Even better now, with Rodney fully engaged, wrapping a hand around the back of John’s neck and tugging him down. There’s some odd way in which they’re far too good at this, fit together all too easily. John thinks again that there’s no reason it should have happened now, in New Mexico, instead of in Texas or Oklahoma, New York or Maryland, New Hampshire or Tennessee. Instead of in Atlantis. But it has happened, here and now, and he thinks he’s through with questioning that. With questioning them.
They’re swaying, stumbling, moving with the force of the kiss, until John’s back collides with something, a sharp thwack of metal connecting with his skull. “Ow,” he says, breaking away, craning his neck. “What the...?” Then he sees: it’s the sign. He giggles, helplessly. “Get your kicks...” he murmurs. He notices Rodney smiling at him and he sobers, fast and sudden. “I thought you liked her,” he says. “I thought you were making a move on her”--and maybe he isn’t through questioning, after all.
Rodney, as usual, is ahead of the rest of the class. “I was just being nice,” he says. “Is that really so hard to imagine?”
Kind of. Besides, “Being nice and trying to score some more sopapillas!” John says.
Rodney rolls his eyes. “Yes, Colonel, I have an ulterior motive for everything. And right now, I’m very concerned about you and your possible head injury, and therefore, I want to get you back to our motel room as soon as possible.”

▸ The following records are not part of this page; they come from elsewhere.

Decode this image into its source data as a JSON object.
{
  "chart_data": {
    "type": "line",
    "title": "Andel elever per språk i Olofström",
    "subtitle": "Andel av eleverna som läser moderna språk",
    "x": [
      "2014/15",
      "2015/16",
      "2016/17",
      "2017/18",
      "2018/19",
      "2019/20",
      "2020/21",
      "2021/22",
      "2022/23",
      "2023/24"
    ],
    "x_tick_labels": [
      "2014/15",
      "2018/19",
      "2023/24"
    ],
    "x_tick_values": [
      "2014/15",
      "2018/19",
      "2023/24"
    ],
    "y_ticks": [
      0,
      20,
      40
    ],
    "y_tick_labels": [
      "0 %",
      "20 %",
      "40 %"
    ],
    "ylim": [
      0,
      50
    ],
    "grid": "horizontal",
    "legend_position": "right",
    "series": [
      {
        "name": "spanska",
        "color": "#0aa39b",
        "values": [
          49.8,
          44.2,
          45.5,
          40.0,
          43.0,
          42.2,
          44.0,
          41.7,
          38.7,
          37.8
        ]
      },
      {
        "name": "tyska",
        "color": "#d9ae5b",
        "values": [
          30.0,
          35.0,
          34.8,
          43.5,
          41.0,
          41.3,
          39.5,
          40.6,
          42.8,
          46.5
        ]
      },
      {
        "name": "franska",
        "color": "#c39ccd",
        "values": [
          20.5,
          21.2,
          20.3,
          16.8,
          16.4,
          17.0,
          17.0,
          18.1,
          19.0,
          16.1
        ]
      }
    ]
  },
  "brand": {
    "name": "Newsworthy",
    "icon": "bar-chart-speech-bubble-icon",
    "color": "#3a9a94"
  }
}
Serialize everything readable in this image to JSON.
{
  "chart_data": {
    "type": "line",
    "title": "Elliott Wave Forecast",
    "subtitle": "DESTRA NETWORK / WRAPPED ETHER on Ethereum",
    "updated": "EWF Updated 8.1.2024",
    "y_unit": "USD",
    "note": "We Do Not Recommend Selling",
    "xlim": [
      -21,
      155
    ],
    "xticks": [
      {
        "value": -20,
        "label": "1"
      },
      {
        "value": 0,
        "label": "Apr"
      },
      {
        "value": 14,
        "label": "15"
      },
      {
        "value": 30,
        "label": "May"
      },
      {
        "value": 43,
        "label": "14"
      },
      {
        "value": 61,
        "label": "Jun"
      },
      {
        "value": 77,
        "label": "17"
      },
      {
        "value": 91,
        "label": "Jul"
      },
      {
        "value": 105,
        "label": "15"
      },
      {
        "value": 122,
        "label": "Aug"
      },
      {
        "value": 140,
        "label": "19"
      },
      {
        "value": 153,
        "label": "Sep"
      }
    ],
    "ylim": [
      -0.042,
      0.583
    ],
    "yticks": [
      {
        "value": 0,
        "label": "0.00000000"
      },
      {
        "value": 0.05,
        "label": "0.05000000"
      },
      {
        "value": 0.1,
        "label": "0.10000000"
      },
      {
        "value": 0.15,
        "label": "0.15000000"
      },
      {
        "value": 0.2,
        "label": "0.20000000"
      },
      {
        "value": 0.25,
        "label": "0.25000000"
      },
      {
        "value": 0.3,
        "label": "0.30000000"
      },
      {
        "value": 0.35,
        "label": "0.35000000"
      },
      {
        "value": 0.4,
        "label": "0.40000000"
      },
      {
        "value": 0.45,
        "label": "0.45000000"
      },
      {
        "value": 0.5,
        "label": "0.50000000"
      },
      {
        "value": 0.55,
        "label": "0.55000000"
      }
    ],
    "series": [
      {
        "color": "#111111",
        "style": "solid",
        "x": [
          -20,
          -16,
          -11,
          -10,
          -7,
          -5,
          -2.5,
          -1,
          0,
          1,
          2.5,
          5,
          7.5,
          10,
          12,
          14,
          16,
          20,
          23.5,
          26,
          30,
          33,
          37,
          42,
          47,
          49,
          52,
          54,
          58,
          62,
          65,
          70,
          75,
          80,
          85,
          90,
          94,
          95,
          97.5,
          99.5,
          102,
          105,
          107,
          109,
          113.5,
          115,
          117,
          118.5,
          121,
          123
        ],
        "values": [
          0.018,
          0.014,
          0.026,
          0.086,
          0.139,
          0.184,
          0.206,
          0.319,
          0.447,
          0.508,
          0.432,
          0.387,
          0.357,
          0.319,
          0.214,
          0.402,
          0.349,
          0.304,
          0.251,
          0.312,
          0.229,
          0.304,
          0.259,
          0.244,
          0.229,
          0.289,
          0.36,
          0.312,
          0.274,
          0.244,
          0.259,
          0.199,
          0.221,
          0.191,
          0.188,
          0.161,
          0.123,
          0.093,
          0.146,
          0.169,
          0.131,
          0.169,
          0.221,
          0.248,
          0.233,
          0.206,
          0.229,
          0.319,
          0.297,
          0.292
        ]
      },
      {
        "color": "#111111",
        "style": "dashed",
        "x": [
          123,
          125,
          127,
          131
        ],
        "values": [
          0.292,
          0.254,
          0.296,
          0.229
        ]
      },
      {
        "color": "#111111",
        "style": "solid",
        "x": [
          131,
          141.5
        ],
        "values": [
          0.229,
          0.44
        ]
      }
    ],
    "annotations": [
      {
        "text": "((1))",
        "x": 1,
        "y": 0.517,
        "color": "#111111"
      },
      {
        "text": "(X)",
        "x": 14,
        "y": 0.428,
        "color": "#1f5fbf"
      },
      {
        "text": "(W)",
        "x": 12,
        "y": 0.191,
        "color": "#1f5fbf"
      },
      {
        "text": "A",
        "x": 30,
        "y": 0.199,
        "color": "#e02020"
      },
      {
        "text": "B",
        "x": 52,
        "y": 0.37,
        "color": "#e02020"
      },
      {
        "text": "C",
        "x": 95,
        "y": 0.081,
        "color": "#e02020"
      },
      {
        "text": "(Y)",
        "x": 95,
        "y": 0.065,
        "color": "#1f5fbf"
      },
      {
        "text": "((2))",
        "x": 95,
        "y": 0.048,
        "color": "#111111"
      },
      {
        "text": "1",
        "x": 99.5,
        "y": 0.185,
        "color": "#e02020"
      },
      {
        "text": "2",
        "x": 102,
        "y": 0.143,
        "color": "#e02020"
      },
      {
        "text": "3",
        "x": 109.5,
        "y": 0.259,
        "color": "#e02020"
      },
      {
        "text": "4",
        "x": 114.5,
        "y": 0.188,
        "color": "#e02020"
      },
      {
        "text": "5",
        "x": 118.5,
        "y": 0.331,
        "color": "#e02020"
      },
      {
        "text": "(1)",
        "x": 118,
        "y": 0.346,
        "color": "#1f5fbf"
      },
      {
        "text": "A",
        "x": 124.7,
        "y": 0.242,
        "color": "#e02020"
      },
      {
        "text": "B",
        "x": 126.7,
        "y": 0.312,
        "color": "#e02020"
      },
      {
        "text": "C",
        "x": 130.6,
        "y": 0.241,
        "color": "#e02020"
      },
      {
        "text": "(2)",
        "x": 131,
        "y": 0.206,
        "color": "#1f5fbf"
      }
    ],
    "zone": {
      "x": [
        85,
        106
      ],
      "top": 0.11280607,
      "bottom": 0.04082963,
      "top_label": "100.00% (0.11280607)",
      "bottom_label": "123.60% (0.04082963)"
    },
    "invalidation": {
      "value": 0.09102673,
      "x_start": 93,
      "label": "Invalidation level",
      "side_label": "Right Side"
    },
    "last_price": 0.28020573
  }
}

“I...think that might be a wise precaution,” John says, and so they walk quickly. The motel’s just a couple hundred yards up the road; so nice, after all this driving around, all these great distances, to have something be so close, right in his own backyard.
They kiss in the doorway, fumbling for their keys; they kiss standing next to the luggage rack; they kiss all the way over to the bed and as Rodney pushes him back against the ugly comforter and as Rodney slides down beside him: his fellow passenger, his co-pilot, the Bob to his Bing, although he’s pretty damn sure that Hope never gave Crosby a look like that.
“I never thought this would happen,” Rodney says, stroking along John’s arm; they can take it slow, John knows: no schedule to follow, time to do and see everything at their own pace. “And yet I knew this would happen.” He pulls back, stares John in the face. “It doesn’t make sense.”
“It makes perfect sense,” John says. And it does. “There was no map to this, no signposts, but the road was there. We just had to find it.” He runs a hand over the curve of Rodney’s neck, rubbing his fingers into the pulse point. “We had to wander around a bit: start out looking for Dorothy, and end up finding--”
“Oh no,” says Rodney.
“Each other,” John finishes. “What?”
Rodney lets out a deep sigh, then leans in for another kiss. “Nothing, sorry,” he says. “Just: for a moment there, I thought you were going to make a truly execrable pun.”
“Never,” says John, and doesn’t think about roads yet untraveled; doesn’t touch Rodney’s face and dream the undiscovered country, and all the wonders waiting for them.